= Repola Oy =

Repola Oy was a Finnish industrial conglomerate, between 1990 and 1995, in the engineering and forest industries.

The company was formed by a merger between Yhtyneet Paperitehtaat ('United Paper Mills') and Rauma-Repola. Tauno Matomäki, the former president and CEO of Rauma-Repola, became CEO. Yhtyneet Paperitehtaat was the forestry and papermaking subsidiary, Rauma Oy the engineering.

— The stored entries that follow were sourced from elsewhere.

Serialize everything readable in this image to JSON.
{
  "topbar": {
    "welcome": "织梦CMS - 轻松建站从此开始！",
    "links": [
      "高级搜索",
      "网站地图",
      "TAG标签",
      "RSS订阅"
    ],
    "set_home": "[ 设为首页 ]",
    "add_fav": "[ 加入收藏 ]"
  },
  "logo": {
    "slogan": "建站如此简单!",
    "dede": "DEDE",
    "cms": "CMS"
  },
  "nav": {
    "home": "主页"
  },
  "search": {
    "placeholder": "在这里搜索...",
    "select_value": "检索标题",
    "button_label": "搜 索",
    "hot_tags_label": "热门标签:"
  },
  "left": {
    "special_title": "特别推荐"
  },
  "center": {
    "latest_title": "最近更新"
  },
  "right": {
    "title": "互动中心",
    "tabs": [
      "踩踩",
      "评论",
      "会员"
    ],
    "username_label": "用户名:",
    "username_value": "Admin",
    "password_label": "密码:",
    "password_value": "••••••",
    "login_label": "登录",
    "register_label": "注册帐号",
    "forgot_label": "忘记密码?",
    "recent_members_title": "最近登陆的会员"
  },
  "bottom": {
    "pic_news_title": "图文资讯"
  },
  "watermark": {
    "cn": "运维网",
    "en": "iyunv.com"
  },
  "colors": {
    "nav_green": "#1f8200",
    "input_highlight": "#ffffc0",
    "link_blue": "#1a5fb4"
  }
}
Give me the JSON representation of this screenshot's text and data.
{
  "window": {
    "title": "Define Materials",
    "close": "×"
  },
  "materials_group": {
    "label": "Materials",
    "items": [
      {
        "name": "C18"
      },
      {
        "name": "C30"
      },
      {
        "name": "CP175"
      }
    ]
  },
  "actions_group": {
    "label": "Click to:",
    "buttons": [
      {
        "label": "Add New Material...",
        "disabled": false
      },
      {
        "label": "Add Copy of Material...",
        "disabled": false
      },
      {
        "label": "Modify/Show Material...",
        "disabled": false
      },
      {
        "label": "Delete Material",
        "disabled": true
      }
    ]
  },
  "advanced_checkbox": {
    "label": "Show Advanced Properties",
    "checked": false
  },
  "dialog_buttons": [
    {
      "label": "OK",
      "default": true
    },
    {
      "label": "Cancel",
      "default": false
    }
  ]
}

Sunds Defibrator, a maker of defibrator equipment was also part of this merger. It was owned by SCA, Svenska Cellulosa Aktiebolaget. From 1987, Sunds Defibrator had acquired the equipment companies Jylhävaara and Rauma Repola Pulping Engineering, whilst in exchange becoming owned by the overall groups UPM and Rauma-Repola. In 1991, SCA sold the final third of Sunds Defibrator, it becoming wholly owned by Repola Oy. This made it the largest industrial company in Finland.

From 1995, Repola and its subsidiary Yhtyneet Paperitehtaat ('UPM'), merged with to form UPM-Kymmene. Operationally, the two companies operated as merged from November 1995, but the merger was legally enacted on 1 May 1996.